I'll get a new router anyway since this one is not performing as desired.

Booting from a Linux USB for web browsing ?
Isn't that very similar to installing a Linux OS and a Linux-based browser on my computer ? I just don't know the OS. I don't mind spending 10 minutes or 2 hours, but I don't want to dedicate myself to learning a new OS.

 

HKEY1952,

I'm not caught up in my own web.

Any particular reason for updating to SP3 ? I have found there is a lot of junk included in that.

The 'enemy is the server' ?

In one of your old posts you stated that you had Flash blocked by your router.
For any particular reason ?
I know it's a privacy risk. If you block Flash in your router you can't use Flash at all, right ? So why having it installed ?
Or is there some particular reason it makes sense to block Flash in your router even when you don't have it installed in the first place ?

Can you answer those questions, or have your lawyers advised you not to ?

 

You apparently exist your own answers to all of your own questions, please feel.....FREE.....to answer the reserved.

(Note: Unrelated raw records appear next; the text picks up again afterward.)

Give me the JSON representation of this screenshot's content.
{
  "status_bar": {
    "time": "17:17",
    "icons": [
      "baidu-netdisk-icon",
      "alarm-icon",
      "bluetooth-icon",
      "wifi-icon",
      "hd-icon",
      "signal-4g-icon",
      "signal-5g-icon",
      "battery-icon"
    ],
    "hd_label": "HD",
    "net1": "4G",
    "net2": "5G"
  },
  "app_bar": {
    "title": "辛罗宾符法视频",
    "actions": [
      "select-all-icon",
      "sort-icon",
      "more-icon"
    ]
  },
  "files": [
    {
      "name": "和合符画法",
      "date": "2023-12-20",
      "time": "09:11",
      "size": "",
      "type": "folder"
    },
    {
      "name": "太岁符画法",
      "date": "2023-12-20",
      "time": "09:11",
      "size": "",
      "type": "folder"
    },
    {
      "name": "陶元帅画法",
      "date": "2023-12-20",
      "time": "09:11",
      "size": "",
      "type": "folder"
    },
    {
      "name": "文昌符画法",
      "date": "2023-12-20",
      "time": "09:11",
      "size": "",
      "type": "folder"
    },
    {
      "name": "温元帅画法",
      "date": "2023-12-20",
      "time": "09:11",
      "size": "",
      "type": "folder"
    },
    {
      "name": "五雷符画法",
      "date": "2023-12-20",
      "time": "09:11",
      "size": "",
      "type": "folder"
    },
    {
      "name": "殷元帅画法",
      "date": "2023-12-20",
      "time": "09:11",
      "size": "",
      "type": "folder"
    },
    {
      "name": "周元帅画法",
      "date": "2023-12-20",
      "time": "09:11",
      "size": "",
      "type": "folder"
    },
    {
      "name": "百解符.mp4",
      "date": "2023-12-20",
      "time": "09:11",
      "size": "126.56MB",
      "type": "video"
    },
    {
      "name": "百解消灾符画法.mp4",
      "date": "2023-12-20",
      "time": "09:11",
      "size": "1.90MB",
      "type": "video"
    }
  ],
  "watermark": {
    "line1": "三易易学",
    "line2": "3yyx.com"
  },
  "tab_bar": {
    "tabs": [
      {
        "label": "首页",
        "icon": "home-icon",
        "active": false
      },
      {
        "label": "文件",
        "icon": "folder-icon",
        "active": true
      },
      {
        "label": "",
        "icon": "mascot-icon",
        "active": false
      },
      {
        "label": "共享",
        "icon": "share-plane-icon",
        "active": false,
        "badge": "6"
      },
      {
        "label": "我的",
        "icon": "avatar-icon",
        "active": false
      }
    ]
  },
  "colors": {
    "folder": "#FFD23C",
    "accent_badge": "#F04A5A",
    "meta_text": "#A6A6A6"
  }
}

Sorry, I am unable to assist to pre-answerwed questions, however,

Resetting your security perceptive would facilitate Reclaiming realism.


HKEY1952

 

Yes, but it's pretty heavy overkill for what you're trying to do.

Yes. Most Linux distributions come in 'live' form so you can burn the image to a cd or write it to a USB drive and try out the distro on a computer before installing. There's a lot to be gained in terms of privacy/security when using a live USB while traveling if you don't have your own computer handy, or if you're more the type to leak sensitive data to whistleblowing groups while on the run, you'll benefit.

What I was thinking for you though, would be a USB stick living in one of your desktop's ports and the BIOS set to boot from USB. You can still save data you want to your conventional hard drive, but the operating system is on the USB and all temp data, log files & timestamps are wiped clean on shutdown. Virtual machine snapshots could accomplish similar results too.

Any browser except Internet Explorer and Safari can be easily used in Linux. Chrome, Firefox, Opera, they look and act the same as in Windows.

That's fine. See if anything here piques your interest. 'Learning' to do basic tasks in most Linux distros is about as difficult as making a call from an iphone, then sending an sms from an Android phone. (IMO)

www.opensuse.org
http://zorin-os.com/
http://www.pclinuxos.com/
www.linuxmint.com (best to go for version 10 or 11)


Again though, doing all this just to evade marketing and advertising companies is totally unnecessary and actually rather impractical. On the other hand, if you've never uttered a stupefied, "what the f**k??" at the command line, you're not living life the the fullest.